English    Türkçe    فارسی   

6
3942-3951

  • Ayak yolunda ay gibi bir halayık vardı. Padişahın cariyelerinden olan bu kız pek güzeldi.
  • Onu görünce ağzı açık kaldı. Aklı gitti, halayığa saldırmaya kalkıştı.
  • Ömrünce bekardı iştiyak halindeydi. Şimdi bir de sarhoş olmuştu. Hemen halayığa el attı.
  • Halayık çırpınmaya başladı, narayı attı. Fakat hiçbir çaresi olmadı. 3945
  • Kadın buluşma zamanında erkeğin elinde ekmekçinin elindeki hamura döner.
  • Onu gah yumuşaklıkla gah sert bir halde yoğurur durur, elinin altında ondan çak, çak diye sesler çıkar.
  • Gah onu uzatır, tahta üstünde yassı bir hale getirir. Gah bir araya toplar.
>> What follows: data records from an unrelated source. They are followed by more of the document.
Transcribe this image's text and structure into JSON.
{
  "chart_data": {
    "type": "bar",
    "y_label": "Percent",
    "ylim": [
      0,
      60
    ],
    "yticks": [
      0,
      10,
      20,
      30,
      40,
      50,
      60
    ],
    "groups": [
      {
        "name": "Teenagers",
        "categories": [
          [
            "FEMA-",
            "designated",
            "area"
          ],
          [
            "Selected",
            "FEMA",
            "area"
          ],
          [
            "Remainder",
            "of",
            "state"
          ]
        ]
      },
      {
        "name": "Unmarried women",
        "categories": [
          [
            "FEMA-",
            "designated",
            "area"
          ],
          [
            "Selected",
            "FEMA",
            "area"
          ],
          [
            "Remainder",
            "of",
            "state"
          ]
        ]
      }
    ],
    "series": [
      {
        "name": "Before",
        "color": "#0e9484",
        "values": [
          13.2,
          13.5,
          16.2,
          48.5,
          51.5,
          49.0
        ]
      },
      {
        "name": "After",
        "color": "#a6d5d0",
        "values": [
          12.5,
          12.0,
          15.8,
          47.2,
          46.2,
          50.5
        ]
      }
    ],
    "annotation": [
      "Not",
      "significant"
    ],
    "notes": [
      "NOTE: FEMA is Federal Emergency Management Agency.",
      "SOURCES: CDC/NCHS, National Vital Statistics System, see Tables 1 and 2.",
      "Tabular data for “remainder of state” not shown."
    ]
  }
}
  • Gah su döker, gah tuz eker. Gah tandıra yayar, ateşle onu mehenge vurur.
  • İstekli ve istenen, bu çeşit dürülüp bükülür, Alt olan ve üst gelen, bu oyundadır işte. 3950
  • Bu oyun yalnız kocayla karı arasında olmaz. Her aşıkla her sevgili de bu oyunu oynar.